Future performance metrics at the Google campus include:
Kava said Google wanted to build a data center in Mesa because of available land, a talented workforce and because it felt welcomed by local and state officials.
"Google's investment in Arizona will be critical for the Mesa community and our state's economy,” Hobbs said in a statement. “Arizona continues to attract global technology leaders due to our skilled workforce, dynamic economy and focus on innovation. We are proud to welcome Google to Arizona and look forward to the many opportunities this partnership will bring.”
The city of Mesa and Google worked with the Salt River Project, Arizona Commerce Authority and Greater Phoenix Economic Council for nearly a year before Mesa City Council unanimously approved the deal in July 2019, according to previous reporting.
Google will join other major employers including Apple and Meta Platforms Inc. that already have data centers within Mesa's Elliot Road Technology Corridor.
Other companies such as Virginia-based EdgeConneX, Utah-based Novva Data Centers and others have their eyes on developing data centers throughout Mesa.

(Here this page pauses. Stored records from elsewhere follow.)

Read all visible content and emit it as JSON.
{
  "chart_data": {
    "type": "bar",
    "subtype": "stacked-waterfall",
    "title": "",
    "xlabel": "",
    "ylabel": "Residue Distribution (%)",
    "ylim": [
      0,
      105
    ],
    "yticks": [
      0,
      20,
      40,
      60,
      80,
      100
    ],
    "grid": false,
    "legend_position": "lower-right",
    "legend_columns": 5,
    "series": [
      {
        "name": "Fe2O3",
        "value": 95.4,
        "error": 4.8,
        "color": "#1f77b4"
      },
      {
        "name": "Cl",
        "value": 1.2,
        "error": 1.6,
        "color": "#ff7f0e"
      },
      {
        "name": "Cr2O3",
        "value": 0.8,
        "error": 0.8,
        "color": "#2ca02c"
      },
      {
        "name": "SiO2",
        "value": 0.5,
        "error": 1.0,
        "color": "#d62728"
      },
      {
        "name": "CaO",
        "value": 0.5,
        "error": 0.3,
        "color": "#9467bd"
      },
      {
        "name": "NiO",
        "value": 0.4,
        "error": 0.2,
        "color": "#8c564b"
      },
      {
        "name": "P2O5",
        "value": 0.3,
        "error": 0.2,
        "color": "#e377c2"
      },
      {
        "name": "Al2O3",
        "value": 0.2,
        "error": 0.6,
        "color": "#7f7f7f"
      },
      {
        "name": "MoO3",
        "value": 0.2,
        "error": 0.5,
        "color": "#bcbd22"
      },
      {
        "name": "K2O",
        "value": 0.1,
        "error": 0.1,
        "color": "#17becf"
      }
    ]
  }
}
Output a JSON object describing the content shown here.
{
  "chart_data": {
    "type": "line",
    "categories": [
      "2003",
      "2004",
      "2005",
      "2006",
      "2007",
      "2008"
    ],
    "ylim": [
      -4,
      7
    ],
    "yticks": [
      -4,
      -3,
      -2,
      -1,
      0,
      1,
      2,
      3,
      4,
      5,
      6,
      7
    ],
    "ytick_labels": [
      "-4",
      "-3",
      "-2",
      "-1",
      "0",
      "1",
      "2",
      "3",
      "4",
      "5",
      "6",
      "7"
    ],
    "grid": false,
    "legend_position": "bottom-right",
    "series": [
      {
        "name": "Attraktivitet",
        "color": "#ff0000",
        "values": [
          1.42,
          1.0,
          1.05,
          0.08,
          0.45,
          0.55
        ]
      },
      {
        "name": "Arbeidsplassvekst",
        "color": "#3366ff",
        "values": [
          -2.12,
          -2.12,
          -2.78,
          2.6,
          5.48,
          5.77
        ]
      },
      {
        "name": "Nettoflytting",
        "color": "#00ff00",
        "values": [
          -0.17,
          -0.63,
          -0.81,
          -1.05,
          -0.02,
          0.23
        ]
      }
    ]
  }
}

Bill Jabjiniak, Mesa's economic development director, said the city's infrastructure has attracted data center companies, particularly from colocate ones that provide space for several users, which is unlike the data center Google is building.
Jabjiniak said, moving forward, there could be a slowdown in data center expansions within Mesa as there will be a preference by the city for developments that will bring more jobs.
"The council has set a strategic direction for me to really focus on more jobs and high-quality jobs," he said.
Giles reiterated that the explosion of data center development in Mesa will likely be reined in overtime in favor of advanced manufacturing jobs that assist in the supply chain for chip and electric vehicle manufacturing.